The more videos I help make at GDS, the more I'm learning about making videos. This is a good thing.
One thing I've learned is that while sometimes a good script does the job, it's not always the best tool for the job. Sometimes, a proper storyboard, with words and pictures sketched out side-by-side, is the best approach.
You can spend a long time messing about with all sorts of different bits of software for storyboards, but nothing I've tried so far is as good - as fast, as clear, as easy - as plain old sticky notes.
So yesterday I spent a couple of hours sat at a large table with a pad of stickies and a pen, and drew up a complete storyboard. It was an extremely productive session. It felt satisfying. With all the shots laid out on the table in front of me, I could see the shape of the film. Even if it turns out to be the wrong shape, it's good to have a shape to start with.

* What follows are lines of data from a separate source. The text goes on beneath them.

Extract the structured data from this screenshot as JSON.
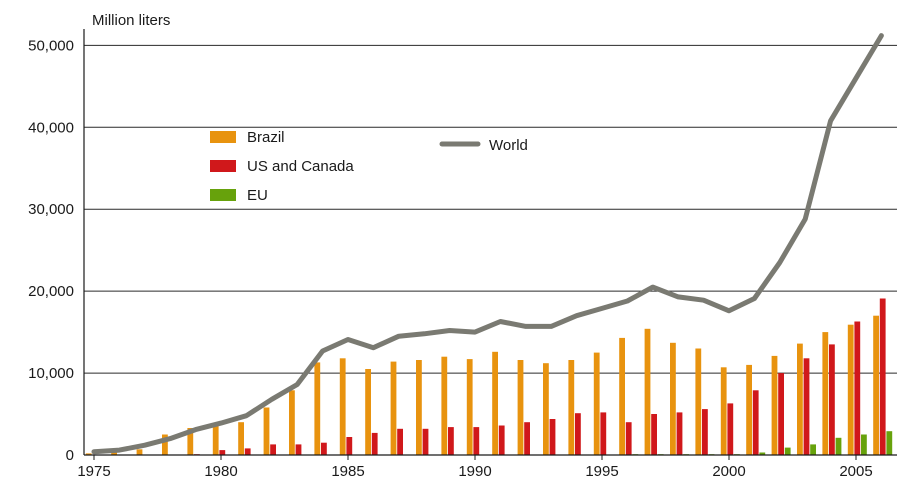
{
  "chart_data": {
    "type": "bar",
    "y_unit_label": "Million liters",
    "x": [
      1975,
      1976,
      1977,
      1978,
      1979,
      1980,
      1981,
      1982,
      1983,
      1984,
      1985,
      1986,
      1987,
      1988,
      1989,
      1990,
      1991,
      1992,
      1993,
      1994,
      1995,
      1996,
      1997,
      1998,
      1999,
      2000,
      2001,
      2002,
      2003,
      2004,
      2005,
      2006
    ],
    "x_tick_labels": [
      "1975",
      "1980",
      "1985",
      "1990",
      "1995",
      "2000",
      "2005"
    ],
    "y_tick_labels": [
      "0",
      "10,000",
      "20,000",
      "30,000",
      "40,000",
      "50,000"
    ],
    "ylim": [
      0,
      52000
    ],
    "xlim": [
      1975,
      2006.5
    ],
    "grid": "horizontal",
    "legend_position": "upper-left",
    "series": [
      {
        "name": "Brazil",
        "kind": "bar",
        "color": "#e8930f",
        "values": [
          200,
          400,
          700,
          2500,
          3300,
          3700,
          4000,
          5800,
          7900,
          11300,
          11800,
          10500,
          11400,
          11600,
          12000,
          11700,
          12600,
          11600,
          11200,
          11600,
          12500,
          14300,
          15400,
          13700,
          13000,
          10700,
          11000,
          12100,
          13600,
          15000,
          15900,
          17000
        ]
      },
      {
        "name": "US and Canada",
        "kind": "bar",
        "color": "#d0181b",
        "values": [
          0,
          0,
          0,
          0,
          100,
          600,
          800,
          1300,
          1300,
          1500,
          2200,
          2700,
          3200,
          3200,
          3400,
          3400,
          3600,
          4000,
          4400,
          5100,
          5200,
          4000,
          5000,
          5200,
          5600,
          6300,
          7900,
          10000,
          11800,
          13500,
          16300,
          19100
        ]
      },
      {
        "name": "EU",
        "kind": "bar",
        "color": "#67a20c",
        "values": [
          0,
          0,
          0,
          0,
          0,
          0,
          0,
          0,
          0,
          0,
          0,
          0,
          0,
          0,
          0,
          0,
          0,
          0,
          0,
          0,
          0,
          100,
          100,
          100,
          100,
          100,
          300,
          900,
          1300,
          2100,
          2500,
          2900
        ]
      },
      {
        "name": "World",
        "kind": "line",
        "color": "#7a7a72",
        "values": [
          400,
          600,
          1200,
          2000,
          3100,
          3900,
          4800,
          6800,
          8600,
          12700,
          14100,
          13100,
          14500,
          14800,
          15200,
          15000,
          16300,
          15700,
          15700,
          17000,
          17900,
          18800,
          20500,
          19300,
          18900,
          17600,
          19100,
          23500,
          28800,
          40800,
          46000,
          51200
        ]
      }
    ]
  }
}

On Monday I spoke at Matt Sheret's Night for trying stuff out, trying something out that had been hovering in my head for years.
I messed up a bit - my notes didn't show up as I expected them to, so I spoke from memory, thinking I could wing it. That mostly worked, but meant I left out a handful of useful details and (possibly) amusing gags. It also meant I improvised a bit, which was also good, because I've always been happy improvising.
Feedback from listeners was extremely useful. Someone said: "It was a bit #humblebrag," which was something that hadn't occurred to me (although it should have done). The things you don't see when you're too close to something.
Another person helpfully pointed out bits I should have explained better. I'd assumed some background knowledge on the part of the audience, so flew through some bits without really clarifying why A resulted in B, and why X caused Y and ended in Z.
I doubt I'll do that particular talk again, but the feedback was very useful for any other talks I might take on in future.
Also, the format of the event was great. Matt knew what he wanted out of it. It was a thing for the benefit of the speakers, not the listeners. But it wouldn't have worked without the listeners taking the time to be there, and be constructive with their comments.
I failed to stick around at the end and talk to any of my fellow tryers-out of stuff - I was so tired by that point, I could barely keep my eyes open.
properly old-man tired— Giles Turnbull (@gilest) January 20, 2014
Suffice to say, though, I was mightily impressed by the other speakers' efforts. Thanks to them, and to Matt, for a stimulating and enjoyable evening.